I don't feel like it tonight. Drinking whiskey and trying not to think about how effed up the Israel footage and the North Korea situation are. Maybe that's why it's not the best post.
I don't mean to crap on the work presented. Great article, good summary, and the tech is solid. It's just older than what excites me; a lot of progress has been made in 20 years and the majority of it hasn't found commercial applications.
But here is a citation root for a lot of amazing work in this space:
My absolute hero Edward Kmett gave a talk stitching a lot of this work together a long time ago: https://www.youtube.com/watch?v=uA0Z7_4J7u8 . I have no idea if he's pursued it, it's just one of his many talks that left me with an incredibly lasting impression.
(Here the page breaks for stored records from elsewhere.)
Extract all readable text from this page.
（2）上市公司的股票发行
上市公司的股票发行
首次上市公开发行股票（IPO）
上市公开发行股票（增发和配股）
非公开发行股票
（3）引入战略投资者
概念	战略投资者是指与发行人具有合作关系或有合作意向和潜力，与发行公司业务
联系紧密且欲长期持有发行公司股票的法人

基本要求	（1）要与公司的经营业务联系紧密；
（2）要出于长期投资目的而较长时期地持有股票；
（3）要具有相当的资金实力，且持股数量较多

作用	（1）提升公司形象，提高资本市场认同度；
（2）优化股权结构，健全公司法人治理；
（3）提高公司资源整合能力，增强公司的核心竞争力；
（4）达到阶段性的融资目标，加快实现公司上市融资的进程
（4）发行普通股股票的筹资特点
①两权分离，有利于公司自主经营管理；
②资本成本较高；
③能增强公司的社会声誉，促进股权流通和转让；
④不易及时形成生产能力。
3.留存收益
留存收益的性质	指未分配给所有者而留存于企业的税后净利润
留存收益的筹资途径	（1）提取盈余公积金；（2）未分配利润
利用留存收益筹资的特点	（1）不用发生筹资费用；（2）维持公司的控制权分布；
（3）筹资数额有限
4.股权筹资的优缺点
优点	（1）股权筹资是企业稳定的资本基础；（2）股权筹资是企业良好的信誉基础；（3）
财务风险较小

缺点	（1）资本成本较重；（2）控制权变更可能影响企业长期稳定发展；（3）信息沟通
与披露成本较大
Variants of this technique work for arbitrary documents and structures, work better at very high volume, have cache oblivious properties, and support transactions. Universal indexes that are reasonably good for all queries (as opposed to specfiic queries) are also possible. Coupled with discrimination-based techniques for O(n) table joins, there's probably a whole startup around there.
If you're optimal for a cache without knowing how big the cache is, you're optimal for all caches. It's tough to do, but it happens.
This property probably doesn't get the respect it deserves in this super weird world where you can't really say how many caches are between you and your data.
Really good read, thanks. My brain couldn't quite grok the idea of a "cache-oblivious" data structure, but the article suggests they'd be more aptly described as "cache size-oblivious".